Trust that Light Within
A few years back, I was flying home from a trip to Portland with a book in hand and an inspired mind. I love book recommendations, and a friend had recently suggested I read a few of Ralph Waldo Emerson’s essays. I found a beautiful edition in Powell’s bookstore and was finally getting a chance to open it up on the plane. Opening up to his essay “Self Reliance”, there’s a paragraph on the first page that has made such a profound impact on me:
“A man should learn to detect and watch that gleam of light which flashes across his mind from within, more than the lustre of the firmament of bards and sages. Yet he dismisses without notice his thought, because it is his.

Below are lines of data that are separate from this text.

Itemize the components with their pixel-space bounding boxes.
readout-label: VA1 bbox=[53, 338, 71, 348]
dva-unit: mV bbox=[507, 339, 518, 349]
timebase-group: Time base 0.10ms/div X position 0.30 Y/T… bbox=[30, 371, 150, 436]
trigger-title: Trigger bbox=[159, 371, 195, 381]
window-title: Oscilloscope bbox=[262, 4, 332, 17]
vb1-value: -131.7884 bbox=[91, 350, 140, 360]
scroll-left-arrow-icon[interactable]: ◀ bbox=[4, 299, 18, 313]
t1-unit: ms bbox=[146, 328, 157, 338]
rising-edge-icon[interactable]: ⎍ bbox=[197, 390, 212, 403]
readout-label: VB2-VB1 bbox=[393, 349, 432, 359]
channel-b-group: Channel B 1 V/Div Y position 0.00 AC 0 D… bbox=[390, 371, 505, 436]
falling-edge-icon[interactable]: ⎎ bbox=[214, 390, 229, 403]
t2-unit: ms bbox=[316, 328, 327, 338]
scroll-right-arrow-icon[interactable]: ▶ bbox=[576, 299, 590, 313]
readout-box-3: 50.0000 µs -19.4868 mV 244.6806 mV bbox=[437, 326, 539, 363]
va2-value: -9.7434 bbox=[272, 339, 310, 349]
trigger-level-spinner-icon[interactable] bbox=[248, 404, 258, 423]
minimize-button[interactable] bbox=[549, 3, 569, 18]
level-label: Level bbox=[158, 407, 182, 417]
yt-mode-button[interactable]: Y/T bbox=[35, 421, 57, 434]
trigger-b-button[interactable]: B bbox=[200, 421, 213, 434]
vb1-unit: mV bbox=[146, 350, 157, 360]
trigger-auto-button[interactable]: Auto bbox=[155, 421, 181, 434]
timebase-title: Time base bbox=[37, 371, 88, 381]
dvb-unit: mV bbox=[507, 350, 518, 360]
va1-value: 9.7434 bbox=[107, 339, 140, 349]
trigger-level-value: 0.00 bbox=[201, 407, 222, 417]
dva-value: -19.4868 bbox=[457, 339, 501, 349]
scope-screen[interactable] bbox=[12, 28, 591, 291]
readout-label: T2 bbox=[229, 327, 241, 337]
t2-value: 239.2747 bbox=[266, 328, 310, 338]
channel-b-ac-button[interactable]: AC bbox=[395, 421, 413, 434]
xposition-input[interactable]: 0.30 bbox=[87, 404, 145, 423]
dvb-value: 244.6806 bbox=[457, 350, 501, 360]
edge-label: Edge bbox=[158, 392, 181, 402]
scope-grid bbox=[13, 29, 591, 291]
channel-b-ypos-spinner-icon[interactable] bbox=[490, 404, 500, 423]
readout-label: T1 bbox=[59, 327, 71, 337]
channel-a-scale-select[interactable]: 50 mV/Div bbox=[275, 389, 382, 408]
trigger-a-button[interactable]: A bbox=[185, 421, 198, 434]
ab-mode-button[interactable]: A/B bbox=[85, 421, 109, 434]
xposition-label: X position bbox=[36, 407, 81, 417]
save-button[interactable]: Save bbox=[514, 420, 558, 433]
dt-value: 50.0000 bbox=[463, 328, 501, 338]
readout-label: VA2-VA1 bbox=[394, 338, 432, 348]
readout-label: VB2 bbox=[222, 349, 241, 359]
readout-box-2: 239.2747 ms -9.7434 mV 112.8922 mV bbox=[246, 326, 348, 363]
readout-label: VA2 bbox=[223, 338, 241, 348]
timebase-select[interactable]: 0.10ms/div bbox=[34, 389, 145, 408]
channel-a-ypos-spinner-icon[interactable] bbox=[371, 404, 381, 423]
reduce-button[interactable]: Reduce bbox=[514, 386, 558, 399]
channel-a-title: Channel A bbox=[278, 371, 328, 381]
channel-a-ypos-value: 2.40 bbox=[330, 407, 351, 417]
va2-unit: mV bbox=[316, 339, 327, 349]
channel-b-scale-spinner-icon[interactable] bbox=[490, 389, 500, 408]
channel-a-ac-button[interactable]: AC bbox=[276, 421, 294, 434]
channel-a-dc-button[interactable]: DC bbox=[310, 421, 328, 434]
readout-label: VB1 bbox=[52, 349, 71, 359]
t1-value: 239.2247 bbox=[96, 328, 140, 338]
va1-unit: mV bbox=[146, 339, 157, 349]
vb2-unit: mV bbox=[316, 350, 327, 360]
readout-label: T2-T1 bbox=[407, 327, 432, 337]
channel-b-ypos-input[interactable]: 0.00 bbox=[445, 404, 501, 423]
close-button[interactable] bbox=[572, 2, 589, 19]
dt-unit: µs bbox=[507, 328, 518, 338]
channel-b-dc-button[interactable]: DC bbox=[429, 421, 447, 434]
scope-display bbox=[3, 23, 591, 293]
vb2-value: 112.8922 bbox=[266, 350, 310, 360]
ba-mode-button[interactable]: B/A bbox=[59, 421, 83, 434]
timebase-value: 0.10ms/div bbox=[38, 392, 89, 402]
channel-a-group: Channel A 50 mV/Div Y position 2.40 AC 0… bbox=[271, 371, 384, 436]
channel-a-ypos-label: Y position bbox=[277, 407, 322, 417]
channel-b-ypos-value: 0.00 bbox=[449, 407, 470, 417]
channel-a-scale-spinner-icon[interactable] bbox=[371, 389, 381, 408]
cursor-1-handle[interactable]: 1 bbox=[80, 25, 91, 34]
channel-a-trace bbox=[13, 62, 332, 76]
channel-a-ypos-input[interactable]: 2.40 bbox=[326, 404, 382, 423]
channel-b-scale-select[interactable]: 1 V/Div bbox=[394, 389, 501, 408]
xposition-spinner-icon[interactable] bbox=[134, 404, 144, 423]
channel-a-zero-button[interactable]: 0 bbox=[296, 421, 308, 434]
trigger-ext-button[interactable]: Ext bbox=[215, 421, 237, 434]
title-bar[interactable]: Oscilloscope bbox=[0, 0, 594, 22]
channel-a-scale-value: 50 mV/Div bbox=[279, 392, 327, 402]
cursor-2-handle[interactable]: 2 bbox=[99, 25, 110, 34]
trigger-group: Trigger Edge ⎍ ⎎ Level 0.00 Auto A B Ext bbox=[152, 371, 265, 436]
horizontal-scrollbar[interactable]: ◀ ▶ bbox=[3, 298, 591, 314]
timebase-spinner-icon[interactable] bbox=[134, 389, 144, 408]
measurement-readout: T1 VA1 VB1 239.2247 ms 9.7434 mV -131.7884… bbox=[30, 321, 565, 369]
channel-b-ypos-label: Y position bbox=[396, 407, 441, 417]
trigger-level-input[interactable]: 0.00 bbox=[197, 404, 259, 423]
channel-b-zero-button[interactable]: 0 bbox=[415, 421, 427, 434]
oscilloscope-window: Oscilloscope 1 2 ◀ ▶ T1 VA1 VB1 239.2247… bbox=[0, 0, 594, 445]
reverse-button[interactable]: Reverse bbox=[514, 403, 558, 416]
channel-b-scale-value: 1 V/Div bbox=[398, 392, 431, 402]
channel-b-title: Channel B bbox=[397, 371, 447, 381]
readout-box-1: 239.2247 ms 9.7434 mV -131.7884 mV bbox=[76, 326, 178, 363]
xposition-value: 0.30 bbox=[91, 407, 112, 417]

In every work of genius we recognize our own rejected thoughts: they come back to us with a certain alienated majesty. Great works of art have no more affecting lesson for us than this. They teach us to abide by our spontaneous impression with good-humored inflexibility then most when the whole cry of voices is on the other side. Else, to-morrow a stranger will say with masterly good sense precisely what we have thought and felt all the time, and we shall be forced to take with shame our own opinion from another.”
-Emerson, Self Reliance
Emerson’s insight about learning to trust ourselves deeply connected with me. He put into words a phenomenon that has happened countless times inside my head, yet I was never able to articulate it.
How many times had I dismissed a thought or idea because I didn’t think it would be accepted or of popular opinion, then later run across the same idea produced by someone else, and viewed their work with awe!? Then follows the uncomfortable feelings of “I had that idea, I wish I hadn’t dismissed it”. I feel silly for having cared about the hypothetical opinions of others, or in Emerson’s words “the firmament of bards and sages”.
We all have our own “bards and sages”; those groups who we look up to and respect. Looking up to people is a great thing and other’s ideas must be celebrated! But conforming to the point of a confinement of individual exploration and creativity is dangerous. We confine ourselves. Suppress our genius. Hide the masterpiece sitting on the shelves of our brain. Why? Because we care too much about how it will be received. How we will be received. Yet, those who have made the most stunning contributions to the world, are those who are brave enough to overcome the self-conscience resistance, trust their own ideas, and walk forward.
I’ll never forget those words of Emerson I read that day on the plane. They gave me strength. Strength at the time, to pay attention to the inner tug inside me to leave my job and start this design studio near the ocean, despite all my fears and intimidations. And those words continue to offer me strength as I move through the creative tasks at hand every day, as I paint, as I share my thoughts, as I begin this blog … and slowly begin to trust myself in the creative process.
I hope the same for you as you read this, and cannot urge you enough to trust that “gleam of light which flashes across [your] mind from within”.